The Court also reviewed the use of the finding in M&I First National Bank v. Episcopal Homes Management Inc., 195 Wis. 2d 485, 536 N.W.2d 175 (Ct. App. 1995), by the Court of Appeals in its decision to deem the residents’ claim superior to the bondholders’ lien.
The Episcopal Homes case involved a senior-living facility that defaulted on bond repayments. In that case, a group of roughly 1,700 bondholders bought more than $11 million in bonds to fund the construction of a facility. Under a series of financing documents, the bondholders held a security interest in an account containing approximately $1,000,000 in entrance fees. The residency agreements subordinated entrance fee repayments to the bondholders’ lien. After default on bond repayment, the bondholders claimed a secured interest in a segregated entrance fee account funds. Based upon language of the rental agreements, the Court of Appeals concluded the entrance fees were effectively security deposits under Wis. Admin. Code sec. ATCP 134.02(11). Based upon language within agreements, administrative code, and public policy, the Court of Appeals held the residents’ entrance fees were protected from the bondholders’ interests.

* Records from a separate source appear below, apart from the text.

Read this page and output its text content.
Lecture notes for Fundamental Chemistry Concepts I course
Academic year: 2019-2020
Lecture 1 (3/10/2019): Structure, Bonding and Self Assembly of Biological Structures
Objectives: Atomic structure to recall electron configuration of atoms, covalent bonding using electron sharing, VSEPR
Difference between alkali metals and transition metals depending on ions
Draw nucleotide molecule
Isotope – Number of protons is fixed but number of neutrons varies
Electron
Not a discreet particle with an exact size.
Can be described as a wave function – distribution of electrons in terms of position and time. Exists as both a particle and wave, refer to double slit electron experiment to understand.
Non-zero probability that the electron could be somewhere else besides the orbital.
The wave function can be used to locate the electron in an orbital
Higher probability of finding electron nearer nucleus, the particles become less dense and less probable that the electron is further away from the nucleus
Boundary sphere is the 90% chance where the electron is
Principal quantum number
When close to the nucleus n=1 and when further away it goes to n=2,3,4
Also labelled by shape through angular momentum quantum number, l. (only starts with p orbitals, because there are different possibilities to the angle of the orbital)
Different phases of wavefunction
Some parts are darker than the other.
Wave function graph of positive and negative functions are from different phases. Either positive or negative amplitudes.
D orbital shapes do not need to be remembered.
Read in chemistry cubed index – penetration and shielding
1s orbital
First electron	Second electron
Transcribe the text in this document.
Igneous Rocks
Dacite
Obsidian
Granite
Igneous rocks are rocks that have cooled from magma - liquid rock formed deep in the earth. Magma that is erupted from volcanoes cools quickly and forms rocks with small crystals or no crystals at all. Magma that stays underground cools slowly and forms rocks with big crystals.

The residents in The Atrium case claimed their entrance fees were like those interests of the residents in the Episcopal Homes case. However, the Court determined the facts between Episcopal Homes and The Atrium were different and that the equitable powers used by the Court of Appeals in the Episcopal Homes against a segregated account containing funds traceable to residents’ entrance fees could not be used in The Atrium case as sections 706.11 and 128.17, Stats. so clearly grant the bondholders’ mortgage lien unequivocal superiority. The Court concluded it has no legal authority to extend the Court of Appeals decision in Episcopal Homes beyond a segregated account of entrance fees not in receivership to reach the distinct proceeds from the sale of real property subject to a perfected mortgage lien. The Court could not disregard the plain language under Chapter 128.
I am certainly sympathetic to the residents impacted by the Court’s decision. However, the unanimous decision does uphold Wisconsin’s clear priority order under receivership rules and under s. 128.17, Stats., that the bondholders, given their security interest of the perfected mortgage, were entitled to payment from the proceeds of the sale of The Atrium assets before payment to unsecured creditors, the residents.
I wish to thank the BoardmanClark law firm and Attorney James Bartzen in particular for their assistance with drafting and filing WBA’s amicus brief for this case.
At time of release of this letter, the opinion had not yet been posted to the Court’s website, however, it may be viewed on the WBA Compliance Page.